Do you want to know how your audience is deciding whether they want to click, favorite, share or purchase while online?
If you want to better understand your audience and the things they are doing on social media and especially your website, having a bit of knowledge about behavioral psychology can really help you.
The understanding of human interaction psychology can lead you to easy wins in the ways you are communicating and composing your social media updates.
Check out the following psychological methods and see how they can relate to what we are all doing while online.
1. The Effects Of Reciprocity
30% of people are sending back the Christmas cards to someone they have never met before only because they have received a card from them. The same goes for tipping the waiters. The tips go up to 5% when a coffee or something sweet is provided together with the bill.
We all know that in order to get something, we need to first give something in return.
2. The Endowment Method
Your customers are giving higher values to the things they already have. That means that you need to help to increase your customer’s ownership of your brand or product by encouraging suggestions and feedback or asking them for engagement on social media through open office hours or live chats.
When we already have something, we take care of it more deeply. When it is time to sell it, we want more than it’s actually worth.
3. Consistency Method
You need to help your potential and current customers in creating expectations of what they may do or say. For example, get the users to opt-in into the offer tools and marketing courses that are used by professional marketers. Subscribers may want to stay constant with their established goals of increasing their marketing, and signing up for suggested tools will come right in the line with their expectation.
We all want to keep consistent with what we say, think or do, and we will change just to ensure that this is so.
4. The Framing Method
The way you frame your content and the words you are using have a direct effect on the reacting of your readers. In order for your readers to see clearly, you need to frame things in a more positive light, when that is possible.
We are reacting differently to every situation depending on whether we recognize the situation to be a gain or a loss.
5. The Foot-In-The-Door Effect
The more often a customer downloads your content, opens your emails, or goes forward with your request, it is more likely they are to make a larger request such as inviting their friends and sharing your content.
If we first agree to make some small commitment, we will probably agree to a larger commitment later.
6. Loss Aversion Method
Find your customer’s reservations and challenges, and reduce their anxieties. Money-back guarantees and risk-free trials are one of the ways to deal with the loss aversion. Eliminate the anxiety of loss from the calculation.
We are feeling the negative sides of loss more deeply than we are feeling the positive sides of an identical gain.
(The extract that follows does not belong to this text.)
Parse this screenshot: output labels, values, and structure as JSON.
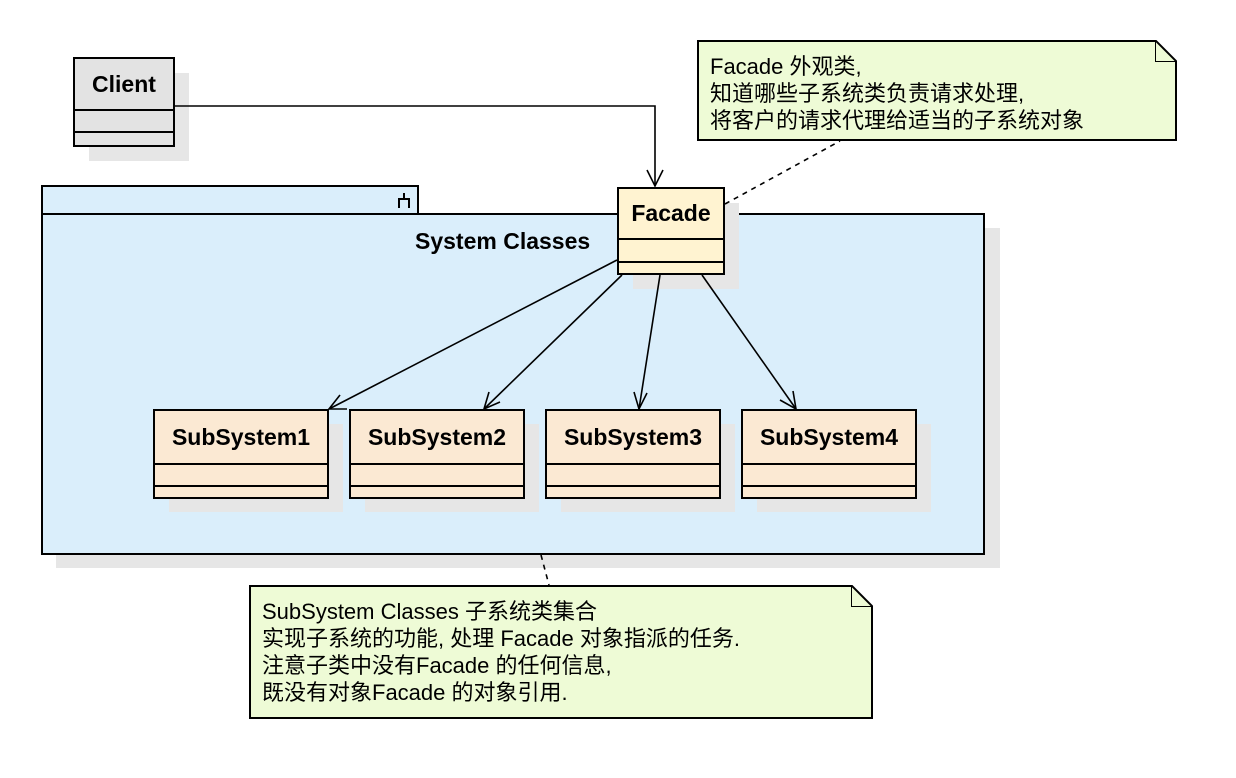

7. The Method of Permission
You should be aware of the questions you might be asking in customer surveys, development calls, or questionnaires. Your customers can be easily drawn to answer in a specific way if the question is tilted in a specific direction.
We are giving answers based not only on a rational idea of what is being asked but likewise in a reflection of how we will look to others.
8. The Decoy Method
You can get a good usage of the decoy method whey you are placing your pricing strategy and also when you are comparing various options. Including an option that is “differently controlled”, such as feature list that isn’t quite adding up, will contribute to making the other options looking more attractive.
Your customers are tending to change their choice between two given options when a third less engaging option is given.
9. Ben Franklin Method
We almost always like to explain our actions. In the case of this method, we feel a necessity to believe that we did some favor to a person, just because we liked them. You don’t have to be afraid of asking your customers, audience, and users for favors. If they want to help you by checking out content, answering surveys and re-sharing, their impression of you will surely go up.
By asking your prospective customers to do little things for you each time, you are increasing your chances of fulfilling your request, plus it is more likely that they will like you more for doing that!
When we do a favor to a person, we like them much more.
Conclusion
Psychology and marketing are going hand in hand. Having a deep knowledge of marketing psychology can really contribute to your business. Being able to understand why people are doing the things they are doing is playing a really huge role in you being noticed in social media.